There won’t likely be enough sugar in the U.S. market to comfortably supply all the bakers, candy makers and food manufacturers that need it at a reasonable price, so USDA will soon be announcing a plan to allow for more imports, the department announced Friday.

USDA is now calculating just how much more sugar it will need to allow into the U.S. The department says it will announce those decisions sometime between Monday and Dec. 10.

Jack Roney, director of economics and policy analysis for the American Sugar Alliance, tells Agri-Pulse that the extra sugar will most likely come from Mexico, which appears to have enough supplies to send more across the border. Mexico, under an agreement with the U.S., is allowed the first opportunity to supply additional imported sugar that the U.S. market needs.

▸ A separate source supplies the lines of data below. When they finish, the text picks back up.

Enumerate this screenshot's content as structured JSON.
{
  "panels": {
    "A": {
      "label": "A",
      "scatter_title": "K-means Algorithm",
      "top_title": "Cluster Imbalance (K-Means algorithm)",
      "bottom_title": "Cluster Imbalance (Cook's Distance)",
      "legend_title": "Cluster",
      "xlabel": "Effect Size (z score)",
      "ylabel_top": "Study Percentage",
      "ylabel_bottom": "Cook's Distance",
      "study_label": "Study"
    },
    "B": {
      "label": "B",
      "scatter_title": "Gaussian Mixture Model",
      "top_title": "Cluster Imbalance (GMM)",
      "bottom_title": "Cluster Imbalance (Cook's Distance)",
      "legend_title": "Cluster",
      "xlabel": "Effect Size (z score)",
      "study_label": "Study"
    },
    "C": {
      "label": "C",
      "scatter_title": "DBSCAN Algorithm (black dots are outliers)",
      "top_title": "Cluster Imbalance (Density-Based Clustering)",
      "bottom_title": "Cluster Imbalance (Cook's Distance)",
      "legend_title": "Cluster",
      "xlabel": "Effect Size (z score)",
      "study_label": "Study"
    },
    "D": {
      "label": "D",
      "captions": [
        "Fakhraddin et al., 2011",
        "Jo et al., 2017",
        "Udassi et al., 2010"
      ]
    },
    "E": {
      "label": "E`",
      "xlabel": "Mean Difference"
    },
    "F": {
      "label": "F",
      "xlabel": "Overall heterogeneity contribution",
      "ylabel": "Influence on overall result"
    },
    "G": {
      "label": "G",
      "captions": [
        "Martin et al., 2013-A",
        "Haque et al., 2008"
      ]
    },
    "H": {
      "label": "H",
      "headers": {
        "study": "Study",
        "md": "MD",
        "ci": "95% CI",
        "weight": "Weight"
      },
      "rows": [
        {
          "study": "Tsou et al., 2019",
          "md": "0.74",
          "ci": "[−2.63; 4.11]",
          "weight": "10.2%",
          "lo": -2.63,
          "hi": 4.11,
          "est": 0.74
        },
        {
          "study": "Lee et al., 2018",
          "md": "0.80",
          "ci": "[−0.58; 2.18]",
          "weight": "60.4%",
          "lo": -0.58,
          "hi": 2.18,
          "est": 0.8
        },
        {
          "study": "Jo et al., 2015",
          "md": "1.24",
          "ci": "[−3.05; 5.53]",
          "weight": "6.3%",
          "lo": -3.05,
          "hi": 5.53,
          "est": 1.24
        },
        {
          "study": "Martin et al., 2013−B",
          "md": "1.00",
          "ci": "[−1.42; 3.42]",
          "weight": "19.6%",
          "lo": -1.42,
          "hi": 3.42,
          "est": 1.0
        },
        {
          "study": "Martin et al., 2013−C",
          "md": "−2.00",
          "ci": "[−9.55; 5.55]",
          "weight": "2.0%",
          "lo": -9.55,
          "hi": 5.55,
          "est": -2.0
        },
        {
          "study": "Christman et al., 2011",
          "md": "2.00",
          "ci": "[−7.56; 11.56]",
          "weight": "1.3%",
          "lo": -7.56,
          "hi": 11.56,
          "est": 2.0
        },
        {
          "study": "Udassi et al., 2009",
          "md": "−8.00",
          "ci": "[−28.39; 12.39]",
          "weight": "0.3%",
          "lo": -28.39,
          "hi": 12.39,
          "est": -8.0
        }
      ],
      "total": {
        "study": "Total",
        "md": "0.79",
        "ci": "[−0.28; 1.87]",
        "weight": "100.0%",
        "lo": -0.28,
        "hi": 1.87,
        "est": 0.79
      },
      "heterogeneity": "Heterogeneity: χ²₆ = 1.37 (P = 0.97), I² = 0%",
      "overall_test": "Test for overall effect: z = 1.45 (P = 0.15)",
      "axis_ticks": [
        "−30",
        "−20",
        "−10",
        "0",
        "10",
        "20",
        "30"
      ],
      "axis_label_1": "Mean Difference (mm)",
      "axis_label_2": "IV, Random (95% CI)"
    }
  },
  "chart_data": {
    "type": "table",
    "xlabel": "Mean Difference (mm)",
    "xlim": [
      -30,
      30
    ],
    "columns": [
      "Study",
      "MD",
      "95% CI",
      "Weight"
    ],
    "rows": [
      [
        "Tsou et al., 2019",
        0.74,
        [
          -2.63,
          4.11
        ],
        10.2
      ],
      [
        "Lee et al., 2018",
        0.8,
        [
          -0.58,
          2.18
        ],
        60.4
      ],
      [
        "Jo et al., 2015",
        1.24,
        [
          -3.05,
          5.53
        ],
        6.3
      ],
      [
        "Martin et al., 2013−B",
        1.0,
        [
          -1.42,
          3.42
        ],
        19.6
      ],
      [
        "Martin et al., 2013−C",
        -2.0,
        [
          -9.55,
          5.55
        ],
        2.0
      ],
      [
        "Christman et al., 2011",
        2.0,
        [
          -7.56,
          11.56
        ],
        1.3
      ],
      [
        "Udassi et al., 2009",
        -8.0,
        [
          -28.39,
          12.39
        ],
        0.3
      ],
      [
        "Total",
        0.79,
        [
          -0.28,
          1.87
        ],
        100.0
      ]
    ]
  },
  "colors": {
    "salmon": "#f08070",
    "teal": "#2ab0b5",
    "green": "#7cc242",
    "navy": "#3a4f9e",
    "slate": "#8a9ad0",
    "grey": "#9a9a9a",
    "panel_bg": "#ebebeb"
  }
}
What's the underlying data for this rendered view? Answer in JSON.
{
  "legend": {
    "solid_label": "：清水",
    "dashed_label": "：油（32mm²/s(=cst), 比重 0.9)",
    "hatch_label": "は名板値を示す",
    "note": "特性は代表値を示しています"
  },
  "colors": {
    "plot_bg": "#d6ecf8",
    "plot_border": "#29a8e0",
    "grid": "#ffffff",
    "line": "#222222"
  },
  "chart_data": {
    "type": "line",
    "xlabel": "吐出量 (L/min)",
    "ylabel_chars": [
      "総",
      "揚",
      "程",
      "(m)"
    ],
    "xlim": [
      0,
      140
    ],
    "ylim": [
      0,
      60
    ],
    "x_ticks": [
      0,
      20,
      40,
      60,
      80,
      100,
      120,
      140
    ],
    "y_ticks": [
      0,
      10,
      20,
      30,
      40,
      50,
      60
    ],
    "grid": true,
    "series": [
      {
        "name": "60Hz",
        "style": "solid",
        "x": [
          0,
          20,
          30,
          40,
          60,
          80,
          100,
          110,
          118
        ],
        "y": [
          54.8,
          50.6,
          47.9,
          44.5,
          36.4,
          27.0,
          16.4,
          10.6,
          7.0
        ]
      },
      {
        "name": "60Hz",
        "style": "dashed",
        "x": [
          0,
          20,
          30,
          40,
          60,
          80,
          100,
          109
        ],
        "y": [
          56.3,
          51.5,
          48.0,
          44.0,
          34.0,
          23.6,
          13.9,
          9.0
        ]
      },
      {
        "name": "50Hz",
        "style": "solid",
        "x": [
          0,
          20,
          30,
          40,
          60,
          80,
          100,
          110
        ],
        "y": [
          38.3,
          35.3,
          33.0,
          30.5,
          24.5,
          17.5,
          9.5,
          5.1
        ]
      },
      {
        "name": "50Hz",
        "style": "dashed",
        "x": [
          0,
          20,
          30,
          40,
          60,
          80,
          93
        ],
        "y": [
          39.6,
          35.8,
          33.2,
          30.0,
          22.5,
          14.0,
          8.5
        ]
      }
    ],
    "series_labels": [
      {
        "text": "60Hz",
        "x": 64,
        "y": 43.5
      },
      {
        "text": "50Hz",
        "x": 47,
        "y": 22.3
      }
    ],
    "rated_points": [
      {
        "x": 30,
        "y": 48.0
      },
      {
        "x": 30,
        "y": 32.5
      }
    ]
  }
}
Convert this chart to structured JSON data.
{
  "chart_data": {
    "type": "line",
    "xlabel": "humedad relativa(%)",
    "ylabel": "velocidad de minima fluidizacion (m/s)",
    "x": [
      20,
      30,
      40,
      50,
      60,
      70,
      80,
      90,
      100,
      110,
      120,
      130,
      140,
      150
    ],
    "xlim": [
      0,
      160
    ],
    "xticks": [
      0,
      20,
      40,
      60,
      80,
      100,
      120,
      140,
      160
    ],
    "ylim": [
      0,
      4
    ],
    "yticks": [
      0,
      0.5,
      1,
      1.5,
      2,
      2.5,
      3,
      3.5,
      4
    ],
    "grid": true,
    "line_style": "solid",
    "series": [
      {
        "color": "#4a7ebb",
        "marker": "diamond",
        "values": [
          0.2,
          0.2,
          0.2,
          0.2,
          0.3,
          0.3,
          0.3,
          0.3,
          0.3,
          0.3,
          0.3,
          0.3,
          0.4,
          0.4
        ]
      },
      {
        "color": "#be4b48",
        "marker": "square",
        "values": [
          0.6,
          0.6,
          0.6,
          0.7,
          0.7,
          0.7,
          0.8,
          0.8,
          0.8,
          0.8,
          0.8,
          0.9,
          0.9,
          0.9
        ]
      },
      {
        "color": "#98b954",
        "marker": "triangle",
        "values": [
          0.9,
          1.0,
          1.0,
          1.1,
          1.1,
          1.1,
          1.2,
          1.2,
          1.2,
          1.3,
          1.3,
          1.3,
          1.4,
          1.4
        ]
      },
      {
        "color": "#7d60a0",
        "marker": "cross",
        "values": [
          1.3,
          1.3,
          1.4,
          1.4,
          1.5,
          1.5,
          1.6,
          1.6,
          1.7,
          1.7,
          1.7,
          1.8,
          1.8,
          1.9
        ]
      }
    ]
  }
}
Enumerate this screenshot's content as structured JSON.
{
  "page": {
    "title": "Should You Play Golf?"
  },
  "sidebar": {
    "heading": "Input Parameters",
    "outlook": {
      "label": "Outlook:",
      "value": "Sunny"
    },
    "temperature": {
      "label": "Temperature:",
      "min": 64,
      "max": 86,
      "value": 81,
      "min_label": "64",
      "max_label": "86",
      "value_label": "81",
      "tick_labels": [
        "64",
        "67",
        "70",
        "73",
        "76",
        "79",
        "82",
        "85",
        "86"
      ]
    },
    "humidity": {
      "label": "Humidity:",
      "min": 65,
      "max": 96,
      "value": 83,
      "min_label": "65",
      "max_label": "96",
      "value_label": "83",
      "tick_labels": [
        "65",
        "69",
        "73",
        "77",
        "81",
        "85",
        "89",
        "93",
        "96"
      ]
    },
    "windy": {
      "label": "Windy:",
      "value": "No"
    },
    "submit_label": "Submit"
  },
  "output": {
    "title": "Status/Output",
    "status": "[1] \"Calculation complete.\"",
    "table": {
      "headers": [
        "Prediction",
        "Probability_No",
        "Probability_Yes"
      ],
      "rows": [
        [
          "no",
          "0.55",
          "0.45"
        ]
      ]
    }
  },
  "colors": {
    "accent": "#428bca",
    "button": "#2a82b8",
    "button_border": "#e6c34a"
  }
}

Roney said he suspects USDA will wait until its next monthly supply and demand report comes out in December to decide how much more sugar to allow in.

The decision to allow more sugar into the tightly regulated and protected U.S. market stems from poor growing weather and forecasts for smaller beet and cane sugar crops, USDA says. USDA’s latest forecast this month puts U.S. sugar production at about 8.6 million tons, a 572,000-ton decrease from the previous month’s prediction.

That forecast helps push down the stocks-to-use ratio — the primary indicator for the availability of sugar in the U.S. — to a dangerously low 10.5%.

There’s no set mandate for what the stocks-to-use ratio needs to be, but the USDA attempts to keep it between 13.5 and 15.5 percent, which is generally considered to be the sweet spot between the needs of producers and buyers.